Archives
Ruxolitinib s FDA and EMA approvals were expanded
Ruxolitinib\'s FDA and EMA approvals were expanded in 2014 and 2015, respectively, to the treatment of PV patients who are intolerant of or resistant to HU, based on results from the RESPONSE trial, a phase 3 trial in which ruxolitinib was shown to be superior in regard to hematocrit control and spleen volume neurokinin receptor as well as in suppressing disease-related symptoms (Vannucchi et al., 2015b). The most common adverse events, albeit usually low-grade, associated with ruxolitinib are anemia and thrombocytopenia, and other reported adverse events include headache, fatigue, diarrhea, nausea, and infections (Verstovsek et al., 2012; Harrison et al., 2012; Vannucchi et al., 2015b). Progressive multifocal leukoencephalopathy has been reported to occur in an elderly patient receiving the drug (Wathes et al., 2013). The infectious complications of ruxolitinib may be at least partially explained by its impairment of dendritic cell development and function, including impairment of the dendritic cell\'s activation, migration, and ability to induce T-cell responses (Heine et al., 2013b). These observations have prompted some investigators to recommend an infectious risk assessment and prophylaxis strategy (Heine et al., 2013a). Three-year follow-up of the COMFORT studies showed that the rates of many of the adverse events generally decreased with longer exposure to ruxolitinib treatment, with the highest rates occurring within the first 6months (Cervantes et al., 2013). It is also important to keep in mind that sudden withdrawal of ruxolitinib has been associated with a shock-like syndrome from the reemergence of suppressed inflammatory cytokines (Tefferi and Pardanani, 2011). However, such a severe withdrawal syndrome was not reported in the COMFORT and RESPONSE studies, but return of baseline MF-related symptoms typically occurs within approximately a week upon discontinuation of ruxolitinib (Verstovsek et al., 2012; Harrison et al., 2012; Vannucchi et al., 2015b).

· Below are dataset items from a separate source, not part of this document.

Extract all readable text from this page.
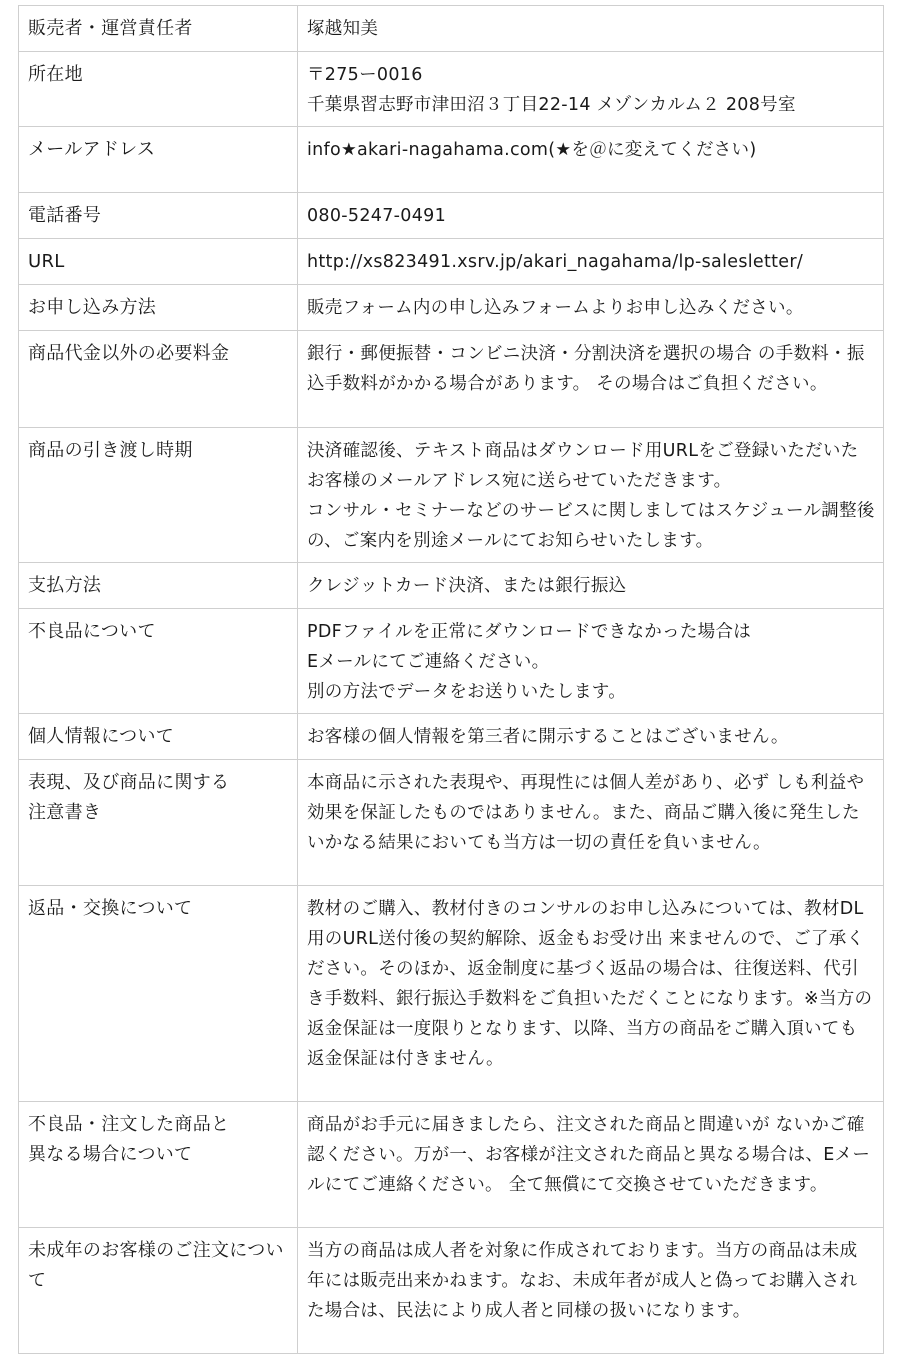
販売者・運営責任者	塚越知美
所在地	〒275ー0016
千葉県習志野市津田沼３丁目22-14 メゾンカルム２ 208号室
メールアドレス	info★akari-nagahama.com(★を＠に変えてください)
電話番号	080-5247-0491
URL	http://xs823491.xsrv.jp/akari_nagahama/lp-salesletter/
お申し込み方法	販売フォーム内の申し込みフォームよりお申し込みください。
商品代金以外の必要料金	銀行・郵便振替・コンビニ決済・分割決済を選択の場合 の手数料・振込手数料がかかる場合があります。 その場合はご負担ください。
商品の引き渡し時期	決済確認後、テキスト商品はダウンロード用URLをご登録いただいたお客様のメールアドレス宛に送らせていただきます。
コンサル・セミナーなどのサービスに関しましてはスケジュール調整後の、ご案内を別途メールにてお知らせいたします。
支払方法	クレジットカード決済、または銀行振込
不良品について	PDFファイルを正常にダウンロードできなかった場合は
Eメールにてご連絡ください。
別の方法でデータをお送りいたします。
個人情報について	お客様の個人情報を第三者に開示することはございません。
表現、及び商品に関する
注意書き	本商品に示された表現や、再現性には個人差があり、必ず しも利益や効果を保証したものではありません。また、商品ご購入後に発生したいかなる結果においても当方は一切の責任を負いません。
返品・交換について	教材のご購入、教材付きのコンサルのお申し込みについては、教材DL用のURL送付後の契約解除、返金もお受け出 来ませんので、ご了承ください。そのほか、返金制度に基づく返品の場合は、往復送料、代引き手数料、銀行振込手数料をご負担いただくことになります。※当方の返金保証は一度限りとなります、以降、当方の商品をご購入頂いても返金保証は付きません。
不良品・注文した商品と
異なる場合について	商品がお手元に届きましたら、注文された商品と間違いが ないかご確認ください。万が一、お客様が注文された商品と異なる場合は、Eメールにてご連絡ください。 全て無償にて交換させていただきます。
未成年のお客様のご注文について	当方の商品は成人者を対象に作成されております。当方の商品は未成年には販売出来かねます。なお、未成年者が成人と偽ってお購入された場合は、民法により成人者と同様の扱いになります。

In assessing ruxolitinib\'s position in the grand scheme of MPN treatment, two critical appraisals of the data from both the COMFORT trials suggested that the evidence to support ruxolitinib for the treatment of MF was limited, for various reasons, including trial design bias, limited sample size, comparator choice, and outcome indirectness (Barosi et al., 2015; Marti-Carvajal et al., 2015). Alternatively, an argument could be made that the data to support ruxolitinib\'s role in the treatment of MPNs are derived from randomized controlled trials with a relatively large sample size for an orphan disease, particularly one in which there is a paucity of other effective therapies.
To further define ruxolitinib\'s role, cost effectiveness studies have been conducted. The National Institute for Health and Care Excellence (NICE) obtained clinical and cost-effectiveness data from the drug manufacturer (derived from COMFORT-1 and COMFORT-2), and with this data, an independent study group concluded that there was significant uncertainty of the manufacturer\'s cost-effectiveness model due to its limitations. Despite conceding that ruxolitinib was clinically effective, NICE decided that ruxolitinib was not a cost effective use of National Health Service resources for treatment MF-related splenomegaly or disease symptoms in adults (Wade et al., 2013). A Finnish study assessed the cost effectiveness of ruxolitinib for the treatment of MF by creating a survival-based decision model based on data from COMFORT-2 and found that ruxolitinib produced 2.43 incremental quality-adjusted life years when compared to best available therapy, concluding that these gains came at reasonable costs, given the improvements in overall survival (Hahl et al., 2015).
Other JAK Inhibitors
Beyond ruxolitinib, there are other JAK inhibitors under clinical investigation. The most advanced in development include momelotinib and pacritinib. As with ruxolitinib, momelotinib is a dual JAK1/2 inhibitor that has been shown to decrease splenomegaly and MPN-related symptoms in patients
with intermediate or high-risk MF (Pardanani et al., 2013). Based on the International Working Group (IWG) criteria, 59% of evaluable patients in that phase I–II study experienced a response to anemia, and 70% of patients who had received red cell transfusions in the month prior to study entry achieved a minimum 12-week period of transfusion-independence. Grade 3/4 adverse reactions included thrombocytopenia in nearly third of the patients, while treatment-related grade 1 sensory peripheral neuropathy was seen in about a fifth of the patients. Currently ongoing are randomized studies of ruxolitinib versus momelotinib in MF patients (NCT01969838) and momelotinib versus best available therapy among MF patients who have already been treated with ruxolitinib (NCT02101268).